Palaeontology - Volume 60 Part 3 - Cover
Publication: Palaeontology
Volume: 60
Part: 3
Publication Date: May 2017
Page(s): 319 328
Author(s): Jorge A. Herrera‐Flores, Thomas L. Stubbs, and Michael J. Benton
Addition Information

How to Cite

HERRERA‐FLORES, J.A., STUBBS, T.L., BENTON, M.J. 2017. Macroevolutionary patterns in Rhynchocephalia: is the tuatara (Sphenodon punctatus) a living fossil?. Palaeontology, 60, 3, 319-328. DOI: 10.1111/pala.12284

Author Information

Publication History

  • Issue published online: 26 April 2017
  • Manuscript Accepted: 19 January 2017
  • Manuscript Received: 04 July 2016

Funded By

NERC. Grant Number: NE/I027630/1
Consejo Nacional de Ciencia y Tecnología (CONACYT)

Online Version Hosted By

Wiley Online Library (Open Access)
Get Article: Wiley Online Library [Open Access]

Abstract

The tuatara, Sphenodon punctatus, known from 32 small islands around New Zealand, has often been noted as a classic ‘living fossil’ because of its apparently close resemblance to its Mesozoic forebears and because of a long, low‐diversity history.
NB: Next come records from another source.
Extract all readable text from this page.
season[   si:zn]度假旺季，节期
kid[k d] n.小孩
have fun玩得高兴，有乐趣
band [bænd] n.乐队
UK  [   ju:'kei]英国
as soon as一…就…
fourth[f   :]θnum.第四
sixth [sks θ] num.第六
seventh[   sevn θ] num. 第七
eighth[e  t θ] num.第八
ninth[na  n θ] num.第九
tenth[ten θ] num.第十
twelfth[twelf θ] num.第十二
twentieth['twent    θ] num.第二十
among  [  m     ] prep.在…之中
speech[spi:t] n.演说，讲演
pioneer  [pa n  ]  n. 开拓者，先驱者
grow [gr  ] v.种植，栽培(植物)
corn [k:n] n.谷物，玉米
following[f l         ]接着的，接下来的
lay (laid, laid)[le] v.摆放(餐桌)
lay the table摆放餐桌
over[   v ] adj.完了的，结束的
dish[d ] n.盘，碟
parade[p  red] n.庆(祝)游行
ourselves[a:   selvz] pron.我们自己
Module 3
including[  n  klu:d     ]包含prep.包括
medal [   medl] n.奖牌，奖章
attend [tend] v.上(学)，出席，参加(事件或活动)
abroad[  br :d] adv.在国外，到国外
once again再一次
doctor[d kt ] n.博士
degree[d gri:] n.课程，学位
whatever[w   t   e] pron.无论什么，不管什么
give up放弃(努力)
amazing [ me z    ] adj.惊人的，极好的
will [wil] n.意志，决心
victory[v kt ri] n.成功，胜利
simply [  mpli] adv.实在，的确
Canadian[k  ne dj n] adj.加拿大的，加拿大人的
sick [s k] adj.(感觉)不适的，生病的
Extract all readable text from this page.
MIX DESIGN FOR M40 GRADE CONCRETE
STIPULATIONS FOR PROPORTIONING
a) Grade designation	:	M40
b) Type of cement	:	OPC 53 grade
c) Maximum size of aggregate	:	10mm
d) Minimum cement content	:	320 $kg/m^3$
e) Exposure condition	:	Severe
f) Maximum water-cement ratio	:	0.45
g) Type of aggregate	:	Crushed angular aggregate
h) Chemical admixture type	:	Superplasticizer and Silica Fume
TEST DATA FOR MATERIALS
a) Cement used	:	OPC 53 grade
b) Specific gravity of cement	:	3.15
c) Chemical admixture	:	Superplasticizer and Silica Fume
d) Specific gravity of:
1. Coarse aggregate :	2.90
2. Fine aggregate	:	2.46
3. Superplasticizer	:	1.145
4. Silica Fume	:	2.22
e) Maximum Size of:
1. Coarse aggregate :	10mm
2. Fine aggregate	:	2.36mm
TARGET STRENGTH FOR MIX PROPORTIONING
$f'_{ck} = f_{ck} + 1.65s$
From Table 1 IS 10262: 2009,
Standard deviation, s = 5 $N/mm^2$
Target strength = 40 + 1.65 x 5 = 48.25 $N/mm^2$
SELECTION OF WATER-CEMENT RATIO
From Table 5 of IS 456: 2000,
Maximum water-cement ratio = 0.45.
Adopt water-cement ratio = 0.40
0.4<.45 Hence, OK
This designation has been disputed because of the wide diversity of Mesozoic forms and because of derived adaptations in living Sphenodon. We provide a testable definition for ‘living fossils’ based on a slow rate of lineage evolution and a morphology close to the centroid of clade morphospace. We show that through their history since the Triassic, rhynchocephalians had heterogeneous rates of morphological evolution and occupied wide morphospaces during the Triassic and Jurassic, and these then declined in the Cretaceous. In particular, we demonstrate that the extant tuatara underwent unusually slow lineage evolution, and is morphologically conservative, being located near the centre of the morphospace for all Rhynchocephalia.